New Apple Patent: Alert Owners of Unauthorized iPhone Use

Apple has been granted a patent on iPhone security, describing several methods to protect sensitive information if the device were to fall into the wrong hands.


U.S. Patent No. 8,289,130 for “Systems and methods for identifying unauthorized users of an electronic device” offers a unique security solution to the ever-present problem of having one’s iPhone lost or stolen.

The language in the patent goes beyond any identification technology currently available in the current device. One scenario calls for heartbeat monitoring, which would be used to determine if the current person holding the iPhone was the true owner of the handset.

From the patent abstract:

In some embodiments, an unauthorized user of the electronic device can be detected by identifying particular activities that may indicate suspicious behavior. In some embodiments, an unauthorized user can be detected by comparing the identity of the current user to the identity of the owner of the electronic device. When an unauthorized user is detected, various safety measures can be taken.

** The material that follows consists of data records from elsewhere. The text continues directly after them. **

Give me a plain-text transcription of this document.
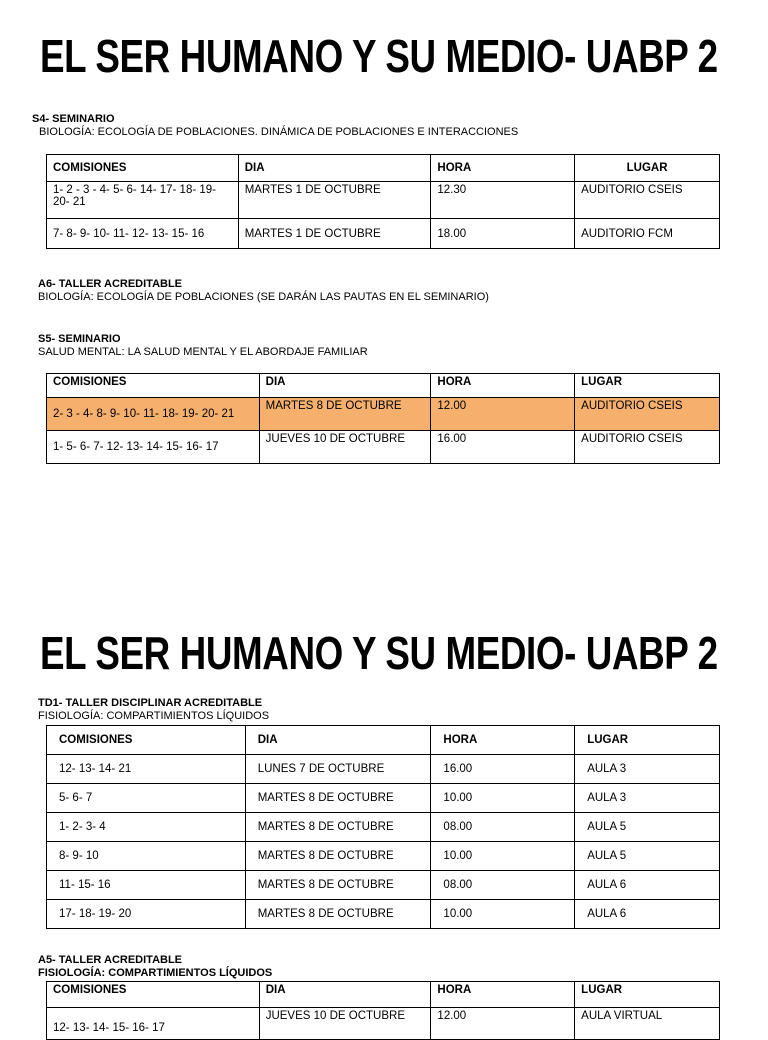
EL SER HUMANO Y SU MEDIO- UABP 2
S4- SEMINARIO
BIOLOGÍA: ECOLOGÍA DE POBLACIONES. DINÁMICA DE POBLACIONES E INTERACCIONES
COMISIONES	DIA	HORA	LUGAR
1- 2 - 3 - 4- 5- 6- 14- 17- 18- 19- 20- 21	MARTES 1 DE OCTUBRE	12.30	AUDITORIO CSEIS
7- 8- 9- 10- 11- 12- 13- 15- 16	MARTES 1 DE OCTUBRE	18.00	AUDITORIO FCM
A6- TALLER ACREDITABLE
BIOLOGÍA: ECOLOGÍA DE POBLACIONES (SE DARÁN LAS PAUTAS EN EL SEMINARIO)
S5- SEMINARIO
SALUD MENTAL: LA SALUD MENTAL Y EL ABORDAJE FAMILIAR
COMISIONES	DIA	HORA	LUGAR
2- 3 - 4- 8- 9- 10- 11- 18- 19- 20- 21	MARTES 8 DE OCTUBRE	12.00	AUDITORIO CSEIS
1- 5- 6- 7- 12- 13- 14- 15- 16- 17	JUEVES 10 DE OCTUBRE	16.00	AUDITORIO CSEIS
EL SER HUMANO Y SU MEDIO- UABP 2
TD1- TALLER DISCIPLINAR ACREDITABLE
FISIOLOGÍA: COMPARTIMIENTOS LÍQUIDOS
COMISIONES	DIA	HORA	LUGAR
12- 13- 14- 21	LUNES 7 DE OCTUBRE	16.00	AULA 3
5- 6- 7	MARTES 8 DE OCTUBRE	10.00	AULA 3
1- 2- 3- 4	MARTES 8 DE OCTUBRE	08.00	AULA 5
8- 9- 10	MARTES 8 DE OCTUBRE	10.00	AULA 5
11- 15- 16	MARTES 8 DE OCTUBRE	08.00	AULA 6
17- 18- 19- 20	MARTES 8 DE OCTUBRE	10.00	AULA 6
A5- TALLER ACREDITABLE
FISIOLOGÍA: COMPARTIMIENTOS LÍQUIDOS
COMISIONES	DIA	HORA	LUGAR
12- 13- 14- 15- 16- 17	JUEVES 10 DE OCTUBRE	12.00	AULA VIRTUAL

The patent lists three main operations: Detection of an unauthorized user, gathering information about the unauthorized user, and the transmission of an alert to the device’s owner with this information.

A person’s heartbeat could be used to determine if that person is the owner of the device, although this could also be accomplished via photo or voice matching. Other means of detection of unauthorized use could be, “entering an incorrect password a predetermined number of times in a row, hacking of the electronic device, jailbreaking of the electronic device, unlocking of the electronic device, removing a SIM card from the electronic device, or moving a predetermined distance away from a synced device.”

If a user other than the true owner is detected, the device would then go into information gathering mode, collecting information such as location, screenshots, keylogs, photos, and other information, which would then be sent to the device owner, the police, or some other “responsible party.”

As always, just because Apple receives a patent doesn’t mean they’ll be using the technology any time soon, but information like this does offer an interesting glimpse into the paths the company may take in the future regarding device security.